Other female members and supporters of the White Rose were Maria and Katharina Leipelt, Ilse Ledien, Anneliese Graf, Katharina Schüddekopf, Lieselotte “Lilo” Ramdohr, Marie-Luise Jahn, Gisela Schertling and Lieselotte “Lilo” Dreyfeldt.
In Berlin, too, many women in the resistance put their lives on the line to protect the persecuted. A loose network of resisters called the Red Orchestra (Rote Kapelle) by the Nazis helped the persecuted, obtained ration cards, documented the crimes of the Nazi regime and went public with leaflets. Of the roughly 400 members and supporters, more than 65 were murdered, including at least 19 women. Among them were Ilse Ströbe, Libertas Schulze-Boysen and Elisabeth Schumacher.

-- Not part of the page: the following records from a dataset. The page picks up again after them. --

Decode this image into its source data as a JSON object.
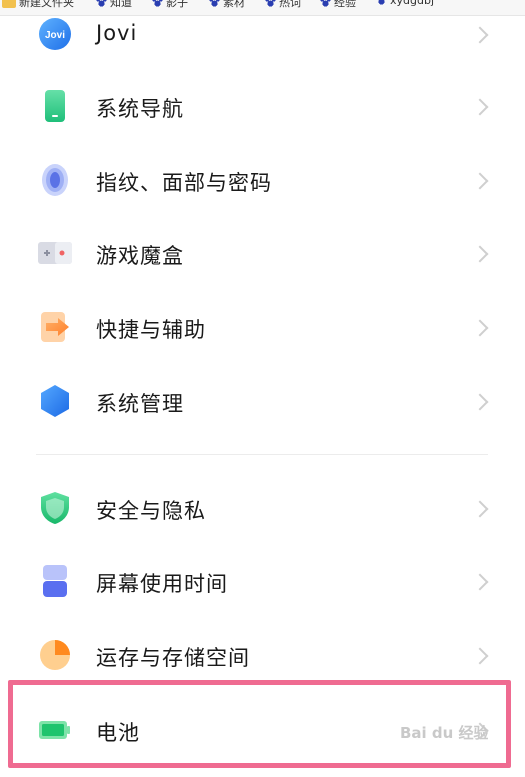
{
  "bookmarks_bar": {
    "items": [
      {
        "label": "新建文件夹",
        "icon": "folder-icon"
      },
      {
        "label": "知道",
        "icon": "baidu-paw-icon"
      },
      {
        "label": "影子",
        "icon": "baidu-paw-icon"
      },
      {
        "label": "素材",
        "icon": "baidu-paw-icon"
      },
      {
        "label": "热词",
        "icon": "baidu-paw-icon"
      },
      {
        "label": "经验",
        "icon": "baidu-paw-icon"
      },
      {
        "label": "xydgdbj",
        "icon": "baidu-paw-icon"
      }
    ]
  },
  "settings": {
    "items": [
      {
        "label": "Jovi",
        "icon": "jovi-icon"
      },
      {
        "label": "系统导航",
        "icon": "phone-icon"
      },
      {
        "label": "指纹、面部与密码",
        "icon": "fingerprint-icon"
      },
      {
        "label": "游戏魔盒",
        "icon": "gamepad-icon"
      },
      {
        "label": "快捷与辅助",
        "icon": "shortcut-arrow-icon"
      },
      {
        "label": "系统管理",
        "icon": "hexagon-icon"
      },
      {
        "label": "安全与隐私",
        "icon": "shield-icon"
      },
      {
        "label": "屏幕使用时间",
        "icon": "hourglass-icon"
      },
      {
        "label": "运存与存储空间",
        "icon": "pie-icon"
      },
      {
        "label": "电池",
        "icon": "battery-icon"
      }
    ],
    "jovi_badge": "Jovi"
  },
  "watermark": {
    "text": "Bai du 经验"
  },
  "colors": {
    "highlight": "#ef6b91",
    "chevron": "#cfcfcf"
  }
}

Resistance and Gender Stereotypes
In some cases, women in the resistance benefited from traditional gender roles: they were taken less seriously and less frequently sentenced to death. Historians have collected examples in which the Gestapo and judges treated women more leniently because they supposedly lacked political awareness. Margot Linsert, for instance, in whose shop the International Socialist Combat League met, was let go in 1938 by the Gestapo, stating that she was an “ignorant mother”, while her husband was arrested with the same charges.
On the other hand, women from the resistance were not necessarily feminists. According to Barbara Distel, they were confined to traditional gender roles like other women. So, just as they bravely fought until 1945, most of them quietly withdrew to their private lives when the war ended.
One example is Centa Herker-Beimler (*1909, †2000), who as a communist had already clashed with the Nazis in Munich during the 1920s, at age 17, and handed out leaflets against the regime when she was 24. She was arrested several times for a total of four years, but was released after her husband had died fighting Franco in Spain. When communists in Munich avoided her so as not to be targeted by the Gestapo as well, she went to Augsburg to establish contacts and build up an anti-fascist group there.
Distel points out that “the woman who was not intimidated by the Nazis had been completely dominated by her husband: the two were not yet married when she started taking care of the children from his first marriage, gave up her job in Hamburg and moved back to Munich. She also retreated to private life after the war: she organized sewing parlors and cared for the sick. She was involved in bringing together people persecuted by the Nazi regime — but […] she did not act as spokesperson. Instead, she stayed on the sidelines and took care of the bookkeeping.”